Zuvor hatte Ortsbrandmeister Marc Perl vom Einsatzgeschehen 2016 berichtet. Die 132 Einsätze gliederten sich in 24 Brandeinsätze, 67 technische Hilfeleistungen, 7 Tierrettungen, 32 ausgelöste Brandmeldeanlagen, bei denen wenige Fehlalarme zu verzeichnen waren, eine Erkundung und eine Brandsicherheitswache auf. 62 Mitglieder zählt die Altwarmbüchener Einsatzabteilung, 40 Mitglieder sind in der Altersabteilung, 186 fördernde Mitglieder, 24 Mitglieder in der Jugendabteilung und 27 Mitglieder in der Kinderabteilung.

Bei den Ehrungen hatte Gemeindebrandmeister Clive von Plehn, der zusammen mit seinem Stellvertreter Oliver Behnsen der Versammlung beiwohnte, die besondere Ehre, gleich 9 Frauen für 40-jährige Zugehörigkeit in der Feuerwehr zu auszuzeichnen. Die drei Anwesenden, Herta Hähnel-Tomaszko, Astrig Rinne und Renate Tietz erhileten ebenso wie Manfred Herrmann und Klaus Puskeppeleit für ihre 60-jährige Feuerwehrzugehörigkeit durch den Gemeindebrandmeister Nadel und Urkunde vom Landesfeuerwehrverband.

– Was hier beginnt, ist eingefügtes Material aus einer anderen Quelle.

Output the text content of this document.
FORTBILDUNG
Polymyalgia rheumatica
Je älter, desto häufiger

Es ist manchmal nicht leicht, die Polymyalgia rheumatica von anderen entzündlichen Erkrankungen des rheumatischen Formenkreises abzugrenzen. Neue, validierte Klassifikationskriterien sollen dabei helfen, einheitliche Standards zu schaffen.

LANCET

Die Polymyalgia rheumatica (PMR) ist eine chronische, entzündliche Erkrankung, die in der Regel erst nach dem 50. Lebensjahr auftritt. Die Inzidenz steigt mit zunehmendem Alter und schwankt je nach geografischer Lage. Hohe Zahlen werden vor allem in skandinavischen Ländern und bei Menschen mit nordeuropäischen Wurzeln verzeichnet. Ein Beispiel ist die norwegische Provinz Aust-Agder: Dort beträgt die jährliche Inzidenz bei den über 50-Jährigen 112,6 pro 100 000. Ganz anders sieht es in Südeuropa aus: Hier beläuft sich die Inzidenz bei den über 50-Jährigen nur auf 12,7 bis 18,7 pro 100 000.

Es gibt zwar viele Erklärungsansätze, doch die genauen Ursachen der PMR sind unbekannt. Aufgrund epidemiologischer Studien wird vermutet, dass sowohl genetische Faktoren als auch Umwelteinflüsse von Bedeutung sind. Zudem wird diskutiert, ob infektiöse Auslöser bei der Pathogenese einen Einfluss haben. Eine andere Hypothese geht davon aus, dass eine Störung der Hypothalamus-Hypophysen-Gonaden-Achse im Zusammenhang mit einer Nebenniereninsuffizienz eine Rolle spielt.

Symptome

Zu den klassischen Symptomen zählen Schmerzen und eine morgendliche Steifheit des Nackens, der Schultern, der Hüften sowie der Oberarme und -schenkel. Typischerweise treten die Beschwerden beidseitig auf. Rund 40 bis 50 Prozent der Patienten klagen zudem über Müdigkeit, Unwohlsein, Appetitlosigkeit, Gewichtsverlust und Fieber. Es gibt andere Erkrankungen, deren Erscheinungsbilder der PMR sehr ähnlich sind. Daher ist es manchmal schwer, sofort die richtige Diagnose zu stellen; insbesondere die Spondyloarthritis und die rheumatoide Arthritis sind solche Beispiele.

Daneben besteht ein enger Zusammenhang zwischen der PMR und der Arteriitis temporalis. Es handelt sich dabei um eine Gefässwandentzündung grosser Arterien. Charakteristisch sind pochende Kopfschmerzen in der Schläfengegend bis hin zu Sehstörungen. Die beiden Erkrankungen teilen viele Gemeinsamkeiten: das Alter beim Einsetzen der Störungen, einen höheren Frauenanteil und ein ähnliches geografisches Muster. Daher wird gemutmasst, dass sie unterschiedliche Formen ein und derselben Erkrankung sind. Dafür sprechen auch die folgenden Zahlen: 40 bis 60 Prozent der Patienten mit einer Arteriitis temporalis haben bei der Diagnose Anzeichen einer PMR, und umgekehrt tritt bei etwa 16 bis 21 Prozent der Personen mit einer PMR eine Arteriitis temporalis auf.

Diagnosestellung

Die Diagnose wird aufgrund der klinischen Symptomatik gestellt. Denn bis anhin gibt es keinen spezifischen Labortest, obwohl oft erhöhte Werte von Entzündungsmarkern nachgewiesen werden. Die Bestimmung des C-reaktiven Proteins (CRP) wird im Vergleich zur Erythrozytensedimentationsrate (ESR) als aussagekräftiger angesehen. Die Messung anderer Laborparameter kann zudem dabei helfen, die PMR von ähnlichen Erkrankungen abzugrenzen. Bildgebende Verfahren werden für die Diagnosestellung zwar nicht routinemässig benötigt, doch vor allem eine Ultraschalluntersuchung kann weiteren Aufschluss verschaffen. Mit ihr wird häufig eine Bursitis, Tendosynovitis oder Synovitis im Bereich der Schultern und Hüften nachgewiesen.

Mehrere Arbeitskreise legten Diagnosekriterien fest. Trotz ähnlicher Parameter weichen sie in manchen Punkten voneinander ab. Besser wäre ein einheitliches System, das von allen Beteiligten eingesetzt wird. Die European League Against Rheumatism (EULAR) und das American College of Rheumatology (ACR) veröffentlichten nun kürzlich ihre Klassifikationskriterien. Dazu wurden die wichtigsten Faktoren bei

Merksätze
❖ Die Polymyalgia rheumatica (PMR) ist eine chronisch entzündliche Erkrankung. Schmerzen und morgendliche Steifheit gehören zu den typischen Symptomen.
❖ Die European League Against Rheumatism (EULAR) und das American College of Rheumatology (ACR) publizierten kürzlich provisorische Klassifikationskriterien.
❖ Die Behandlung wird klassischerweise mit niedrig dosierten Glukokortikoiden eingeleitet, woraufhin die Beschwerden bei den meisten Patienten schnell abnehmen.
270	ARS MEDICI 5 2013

Bei den Wahlen konnten alle Posten erneut besetzt werden. Wiedergewählt wurden Gerätewart Stefan Karsten, die Leiterin der Kinderabteilung, Claudia von Veen, und Schriftführer Dirk Dannenberg. Zum neuen Gerätewart Persönliche Schutzausrüstung wurde Tammo Külp gewählt.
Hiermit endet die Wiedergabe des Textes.